Proceskosten en griffierecht
17. De rechtbank ziet vanwege de toegekende ISV aanleiding tot het toewijzen van een vergoeding voor door een derde beroepsmatig verleende rechtsbijstand in de beroepsprocedure. Voor een vergoeding van de in bezwaar gemaakte proceskosten bestaat geen aanleiding, aangezien de uitspraak op bezwaar volledig in stand is gebleven.Voor de proceskostenvergoeding is sprake van één beroep tegen de uitspraak op bezwaar tegen meerdere op hetzelfde aanslagbiljet vermelde besluiten.Voor wat betreft de proceskostenvergoeding bestaat samenhang tussen zaken van eiseres en die van [andere belastingplichtige 1] , [andere belastingplichtige 2] en [andere belastingplichtige 3] . De zaken zijn namelijk gelijktijdig behandeld en de werkzaamheden van de rechtsbijstandsverlener in elk van de zaken konden nagenoeg identiek zijn, hetgeen ook wordt bevestigd door de door gemachtigde ingediende, nagenoeg identieke, stukken. De aanwezigheid van een aanvullend geschilpunt vormt voor de samenhang geen beletsel.Gelet op het voorgaande stelt de rechtbank de totale proceskostenvergoeding voor alle eisers in de beroepsfase op grond van het Besluit proceskosten bestuursrecht vast op € 1.139 (1 punt voor het indienen van het beroepschrift en 1 punt voor het verschijnen ter zitting met een waarde per punt van € 759 en een wegingsfactor 0,5maal een factor 1,5 omdat er sprake is van 4 samenhangende zaken). De rechtbank zal aan ieder van de eisers een proceskostenvergoeding toekennen van een kwart van het totale bedrag, zijnde € 285. De proceskostenvergoeding is door de Minister verschuldigd, omdat de ISV geheel voor rekening komt van de Minister.
18. Eiseres heeft verzocht om een vergoeding van wettelijke rente indien de proceskostenvergoeding niet aan eiseres wordt uitbetaald binnen vier weken na de datum van deze uitspraak.

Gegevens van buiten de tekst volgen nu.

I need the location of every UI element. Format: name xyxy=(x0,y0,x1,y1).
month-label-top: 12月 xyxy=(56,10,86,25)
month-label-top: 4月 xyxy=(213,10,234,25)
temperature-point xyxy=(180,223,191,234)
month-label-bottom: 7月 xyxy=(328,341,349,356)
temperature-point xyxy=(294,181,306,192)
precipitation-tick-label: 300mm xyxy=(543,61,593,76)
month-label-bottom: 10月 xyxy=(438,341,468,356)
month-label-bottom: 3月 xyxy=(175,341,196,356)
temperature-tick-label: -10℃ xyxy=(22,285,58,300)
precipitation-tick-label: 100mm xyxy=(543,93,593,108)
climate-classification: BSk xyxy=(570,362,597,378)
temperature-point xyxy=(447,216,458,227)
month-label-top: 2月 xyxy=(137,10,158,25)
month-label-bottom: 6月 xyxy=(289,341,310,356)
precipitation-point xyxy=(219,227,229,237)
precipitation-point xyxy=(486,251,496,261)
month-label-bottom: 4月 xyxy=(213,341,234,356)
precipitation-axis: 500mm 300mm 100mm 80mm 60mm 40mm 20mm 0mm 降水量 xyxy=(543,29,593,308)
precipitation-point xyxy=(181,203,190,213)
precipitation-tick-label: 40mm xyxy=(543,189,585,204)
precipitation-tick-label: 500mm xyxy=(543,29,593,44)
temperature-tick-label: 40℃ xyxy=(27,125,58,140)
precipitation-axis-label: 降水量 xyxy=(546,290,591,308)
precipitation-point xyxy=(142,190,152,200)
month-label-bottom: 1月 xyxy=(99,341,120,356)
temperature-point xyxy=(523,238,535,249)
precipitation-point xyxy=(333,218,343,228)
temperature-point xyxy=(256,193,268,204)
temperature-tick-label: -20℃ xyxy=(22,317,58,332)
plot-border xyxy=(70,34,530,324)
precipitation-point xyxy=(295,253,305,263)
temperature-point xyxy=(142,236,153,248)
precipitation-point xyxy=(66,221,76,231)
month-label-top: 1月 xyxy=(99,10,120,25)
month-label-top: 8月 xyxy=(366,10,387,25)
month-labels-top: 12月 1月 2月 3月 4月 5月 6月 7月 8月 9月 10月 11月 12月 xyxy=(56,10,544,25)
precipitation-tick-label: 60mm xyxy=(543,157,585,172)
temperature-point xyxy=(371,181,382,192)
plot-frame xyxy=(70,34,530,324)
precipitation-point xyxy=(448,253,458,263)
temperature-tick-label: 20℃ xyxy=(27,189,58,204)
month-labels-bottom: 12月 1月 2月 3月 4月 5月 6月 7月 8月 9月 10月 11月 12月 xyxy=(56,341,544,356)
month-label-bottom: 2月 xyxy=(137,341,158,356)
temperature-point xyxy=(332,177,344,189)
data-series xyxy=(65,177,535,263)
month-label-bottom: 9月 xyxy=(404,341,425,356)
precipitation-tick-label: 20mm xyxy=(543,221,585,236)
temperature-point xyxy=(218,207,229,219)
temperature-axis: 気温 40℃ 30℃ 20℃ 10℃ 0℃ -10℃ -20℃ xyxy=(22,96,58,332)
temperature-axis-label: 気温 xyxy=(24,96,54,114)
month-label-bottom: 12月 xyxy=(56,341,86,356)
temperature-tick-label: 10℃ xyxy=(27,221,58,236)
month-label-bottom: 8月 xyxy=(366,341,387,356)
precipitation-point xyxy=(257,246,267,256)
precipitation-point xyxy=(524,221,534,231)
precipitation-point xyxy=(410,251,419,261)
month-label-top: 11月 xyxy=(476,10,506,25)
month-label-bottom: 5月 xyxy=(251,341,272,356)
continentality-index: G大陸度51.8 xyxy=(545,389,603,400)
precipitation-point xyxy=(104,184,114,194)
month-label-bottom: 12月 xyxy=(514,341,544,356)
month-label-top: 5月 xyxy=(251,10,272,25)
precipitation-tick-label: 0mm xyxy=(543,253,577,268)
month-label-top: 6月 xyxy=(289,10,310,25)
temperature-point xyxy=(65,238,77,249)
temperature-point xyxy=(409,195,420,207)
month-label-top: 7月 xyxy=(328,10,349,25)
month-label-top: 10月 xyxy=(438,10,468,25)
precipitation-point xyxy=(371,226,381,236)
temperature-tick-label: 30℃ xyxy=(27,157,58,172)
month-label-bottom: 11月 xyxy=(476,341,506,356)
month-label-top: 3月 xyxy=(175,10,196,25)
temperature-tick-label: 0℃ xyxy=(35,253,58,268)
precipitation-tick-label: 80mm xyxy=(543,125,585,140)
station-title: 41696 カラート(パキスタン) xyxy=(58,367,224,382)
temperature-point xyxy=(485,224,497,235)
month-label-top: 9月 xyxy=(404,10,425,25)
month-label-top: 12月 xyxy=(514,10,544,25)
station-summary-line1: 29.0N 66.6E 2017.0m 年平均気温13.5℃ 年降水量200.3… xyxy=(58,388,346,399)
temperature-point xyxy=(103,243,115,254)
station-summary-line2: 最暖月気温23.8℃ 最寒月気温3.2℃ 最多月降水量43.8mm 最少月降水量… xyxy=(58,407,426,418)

De rechtbank wijst dit verzoek toe.
19. Ook het griffierecht van € 48 wordt aan eiseres vergoed vanwege de toekenning van ISV. Het griffierecht is ook door de Minister verschuldigd.
20. Eiseres heeft verzocht om een vergoeding van wettelijke rente indien het griffierecht niet aan eiseres wordt uitbetaald binnen vier weken na de datum van deze uitspraak. De rechtbank wijst dit verzoek toe.